Je vois la pluie dans les tableaux de Séra, la pluie chaude de mousson qui détrempe et ruisselle[1]… Ainsi l’écrivaine Isabelle Jarry retrouve-t-elle dans l’œuvre picturale de l’artiste franco-khmer Séra un paysage raviné d’eau, animé de tous les éclats de vert et de lumière, qu’elle découvrit au Cambodge, sur le site d’Angkor, à la fin des années 1990. Pluies d’avril, pluie de mangues… Annonciatrices de la mousson, les petites pluies éparses, intermittentes, donnent la vie après la saison sèche. C’est le temps des sillons, des premières floraisons, de l’éclosion et du nouvel an khmer.
C’est aussi en plein cœur du mois d’avril 1975 que les Khmers rouges entrent dans Phnom Penh, avant de plonger le pays, durant plus de quatre ans, dans un régime de terreur absolue. Genocide, hurle David Bowie en incipit du dernier récit graphique de Séra, L’Âme au bord des cheveux[2]. Avril… Un mois charnière, de bascule, un mois renversé.

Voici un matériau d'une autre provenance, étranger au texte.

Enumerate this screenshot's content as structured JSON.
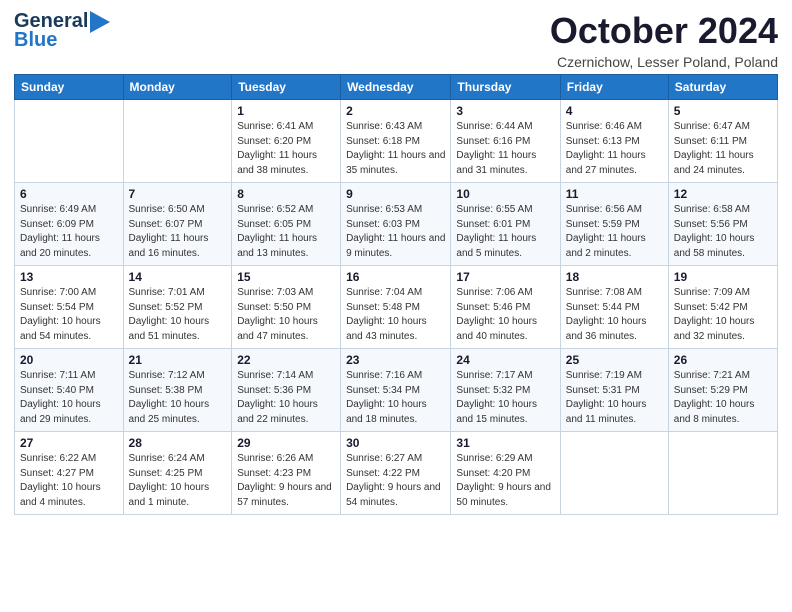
{
  "header": {
    "logo_line1": "General",
    "logo_line2": "Blue",
    "month": "October 2024",
    "location": "Czernichow, Lesser Poland, Poland"
  },
  "weekdays": [
    "Sunday",
    "Monday",
    "Tuesday",
    "Wednesday",
    "Thursday",
    "Friday",
    "Saturday"
  ],
  "weeks": [
    [
      {
        "day": "",
        "sunrise": "",
        "sunset": "",
        "daylight": ""
      },
      {
        "day": "",
        "sunrise": "",
        "sunset": "",
        "daylight": ""
      },
      {
        "day": "1",
        "sunrise": "Sunrise: 6:41 AM",
        "sunset": "Sunset: 6:20 PM",
        "daylight": "Daylight: 11 hours and 38 minutes."
      },
      {
        "day": "2",
        "sunrise": "Sunrise: 6:43 AM",
        "sunset": "Sunset: 6:18 PM",
        "daylight": "Daylight: 11 hours and 35 minutes."
      },
      {
        "day": "3",
        "sunrise": "Sunrise: 6:44 AM",
        "sunset": "Sunset: 6:16 PM",
        "daylight": "Daylight: 11 hours and 31 minutes."
      },
      {
        "day": "4",
        "sunrise": "Sunrise: 6:46 AM",
        "sunset": "Sunset: 6:13 PM",
        "daylight": "Daylight: 11 hours and 27 minutes."
      },
      {
        "day": "5",
        "sunrise": "Sunrise: 6:47 AM",
        "sunset": "Sunset: 6:11 PM",
        "daylight": "Daylight: 11 hours and 24 minutes."
      }
    ],
    [
      {
        "day": "6",
        "sunrise": "Sunrise: 6:49 AM",
        "sunset": "Sunset: 6:09 PM",
        "daylight": "Daylight: 11 hours and 20 minutes."
      },
      {
        "day": "7",
        "sunrise": "Sunrise: 6:50 AM",
        "sunset": "Sunset: 6:07 PM",
        "daylight": "Daylight: 11 hours and 16 minutes."
      },
      {
        "day": "8",
        "sunrise": "Sunrise: 6:52 AM",
        "sunset": "Sunset: 6:05 PM",
        "daylight": "Daylight: 11 hours and 13 minutes."
      },
      {
        "day": "9",
        "sunrise": "Sunrise: 6:53 AM",
        "sunset": "Sunset: 6:03 PM",
        "daylight": "Daylight: 11 hours and 9 minutes."
      },
      {
        "day": "10",
        "sunrise": "Sunrise: 6:55 AM",
        "sunset": "Sunset: 6:01 PM",
        "daylight": "Daylight: 11 hours and 5 minutes."
      },
      {
        "day": "11",
        "sunrise": "Sunrise: 6:56 AM",
        "sunset": "Sunset: 5:59 PM",
        "daylight": "Daylight: 11 hours and 2 minutes."
      },
      {
        "day": "12",
        "sunrise": "Sunrise: 6:58 AM",
        "sunset": "Sunset: 5:56 PM",
        "daylight": "Daylight: 10 hours and 58 minutes."
      }
    ],
    [
      {
        "day": "13",
        "sunrise": "Sunrise: 7:00 AM",
        "sunset": "Sunset: 5:54 PM",
        "daylight": "Daylight: 10 hours and 54 minutes."
      },
      {
        "day": "14",
        "sunrise": "Sunrise: 7:01 AM",
        "sunset": "Sunset: 5:52 PM",
        "daylight": "Daylight: 10 hours and 51 minutes."
      },
      {
        "day": "15",
        "sunrise": "Sunrise: 7:03 AM",
        "sunset": "Sunset: 5:50 PM",
        "daylight": "Daylight: 10 hours and 47 minutes."
      },
      {
        "day": "16",
        "sunrise": "Sunrise: 7:04 AM",
        "sunset": "Sunset: 5:48 PM",
        "daylight": "Daylight: 10 hours and 43 minutes."
      },
      {
        "day": "17",
        "sunrise": "Sunrise: 7:06 AM",
        "sunset": "Sunset: 5:46 PM",
        "daylight": "Daylight: 10 hours and 40 minutes."
      },
      {
        "day": "18",
        "sunrise": "Sunrise: 7:08 AM",
        "sunset": "Sunset: 5:44 PM",
        "daylight": "Daylight: 10 hours and 36 minutes."
      },
      {
        "day": "19",
        "sunrise": "Sunrise: 7:09 AM",
        "sunset": "Sunset: 5:42 PM",
        "daylight": "Daylight: 10 hours and 32 minutes."
      }
    ],
    [
      {
        "day": "20",
        "sunrise": "Sunrise: 7:11 AM",
        "sunset": "Sunset: 5:40 PM",
        "daylight": "Daylight: 10 hours and 29 minutes."
      },
      {
        "day": "21",
        "sunrise": "Sunrise: 7:12 AM",
        "sunset": "Sunset: 5:38 PM",
        "daylight": "Daylight: 10 hours and 25 minutes."
      },
      {
        "day": "22",
        "sunrise": "Sunrise: 7:14 AM",
        "sunset": "Sunset: 5:36 PM",
        "daylight": "Daylight: 10 hours and 22 minutes."
      },
      {
        "day": "23",
        "sunrise": "Sunrise: 7:16 AM",
        "sunset": "Sunset: 5:34 PM",
        "daylight": "Daylight: 10 hours and 18 minutes."
      },
      {
        "day": "24",
        "sunrise": "Sunrise: 7:17 AM",
        "sunset": "Sunset: 5:32 PM",
        "daylight": "Daylight: 10 hours and 15 minutes."
      },
      {
        "day": "25",
        "sunrise": "Sunrise: 7:19 AM",
        "sunset": "Sunset: 5:31 PM",
        "daylight": "Daylight: 10 hours and 11 minutes."
      },
      {
        "day": "26",
        "sunrise": "Sunrise: 7:21 AM",
        "sunset": "Sunset: 5:29 PM",
        "daylight": "Daylight: 10 hours and 8 minutes."
      }
    ],
    [
      {
        "day": "27",
        "sunrise": "Sunrise: 6:22 AM",
        "sunset": "Sunset: 4:27 PM",
        "daylight": "Daylight: 10 hours and 4 minutes."
      },
      {
        "day": "28",
        "sunrise": "Sunrise: 6:24 AM",
        "sunset": "Sunset: 4:25 PM",
        "daylight": "Daylight: 10 hours and 1 minute."
      },
      {
        "day": "29",
        "sunrise": "Sunrise: 6:26 AM",
        "sunset": "Sunset: 4:23 PM",
        "daylight": "Daylight: 9 hours and 57 minutes."
      },
      {
        "day": "30",
        "sunrise": "Sunrise: 6:27 AM",
        "sunset": "Sunset: 4:22 PM",
        "daylight": "Daylight: 9 hours and 54 minutes."
      },
      {
        "day": "31",
        "sunrise": "Sunrise: 6:29 AM",
        "sunset": "Sunset: 4:20 PM",
        "daylight": "Daylight: 9 hours and 50 minutes."
      },
      {
        "day": "",
        "sunrise": "",
        "sunset": "",
        "daylight": ""
      },
      {
        "day": "",
        "sunrise": "",
        "sunset": "",
        "daylight": ""
      }
    ]
  ]
}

L’Anarchiste[3] est l’une des toutes premières performances de l’artiste. Elle a lieu en 2005, au Théâtre Preah Suramarit, surnommé Théâtre Brulé, « sur les mots de Soth Polin » et sur la musique live du groupe de rock franco-khmer Véalsrè[4]. Elle est filmée par le réalisateur Rithy Panh. Depuis, Séra associe à la plupart de ses expositions un rendez-vous performatif, ce temps de la prise de risque, où l’artiste ne joue pas, où la performance picturale devient, selon ses termes, « le moment révélateur d’une création ouverte à l’autre, au public, au spectateur. » Chez Séra, l’expérience commence par l’installation d’un espace de silence, dans les volutes du tabac, rompu par le crissement des mines de crayon sur la toile, crayons tenus à pleine main, cherchant les accidents, les approximations, la première matrice. Dynamique. La couleur viendra après, apportant l’épaisseur de la matière, ses ravines, ses coulures, donnant naissance au tableau. Si la performance, vécue dans ce temps commun, conjoint, à l’artiste et au spectateur, demeure un acte de défi et d’exhibition franche, sans tricherie, sans mise en scène, Séra la considère surtout comme un acte de transmission. Transmission d’un savoir, d’une intimité et, peut-être avant tout, d’une mémoire. Affranchie des conventions et exposée.

En décembre 2023, dans la galerie du Studio Schnitzer& à Münich qui accueillit pour la première fois en Allemagne une exposition de Séra sous le titre Ici demeurent les absents (Übrig bleiben die Abwesenden), l’artiste fit de la performance le point d’orgue et de rencontre avec un public éloigné, sinon ignorant, de l’histoire du Cambodge, et de manière générale des traumas du Sud-est asiatique. Plus que jamais, cette forme de partage spectaculaire, en action, proche du langage de la danse, aura conduit le spectateur, à la fois médusé et décillé, sur un chemin de sensibilité extrême, forçant un passage vers l’altérité, vers la mémoire de l’autre. Puissance de l’image et révélation, sans discours[5].

Voir la vidéo : SERA. Ici demeurent les absents
Séra était un jeune adolescent phnom-penhois, fou de dessin et de bande dessinée, à la chute de la capitale aux mains des Khmers rouges, le 17 avril 1975. Cette date, marquée au fer rouge à partir de laquelle il aura construit son parcours et son identité artistique, l’artiste performeur la convoque en cette année anniversaire, en France et au Cambodge : au Lumen, bibliothèque de l’université Paris-Saclay, le 10 avril 2025, et au Sofitel de Phnom Penh en mai.
Véronique Donnat
Paris, 18 mars 2025.
[1] Isabelle Jarry, Terre de mémoire, catalogue d’exposition, musée Quesnel-Morinière, Coutances, octobre 2021. et aussi : Isabelle Jarry, Une pluie de mangues. Photographies Yves Gellie, Marval, Paris, 1997.
[2] Séra, L’Âme au bord des cheveux, Delcourt, Paris, 2023. Cf dossier Séra, in Mémoires en jeu n°19, novembre 2023.
[3] Soth Polin, L’Anarchiste, La Table ronde, Paris, 1980. Chez le même éditeur, réédition en poche, coll. La Petite Vermillon, 2011. Nouvelle édition avec des illustrations de Séra, 3 avril 2025.
[4] https://www.youtube.com/watch?v=C4F7lliZ1s0
[5] La performance du 1er décembre 2023 au Studio Schnitzer& à Münich a fait l’objet d’un film de 15 minutes, réalisé par Phuong Lavan.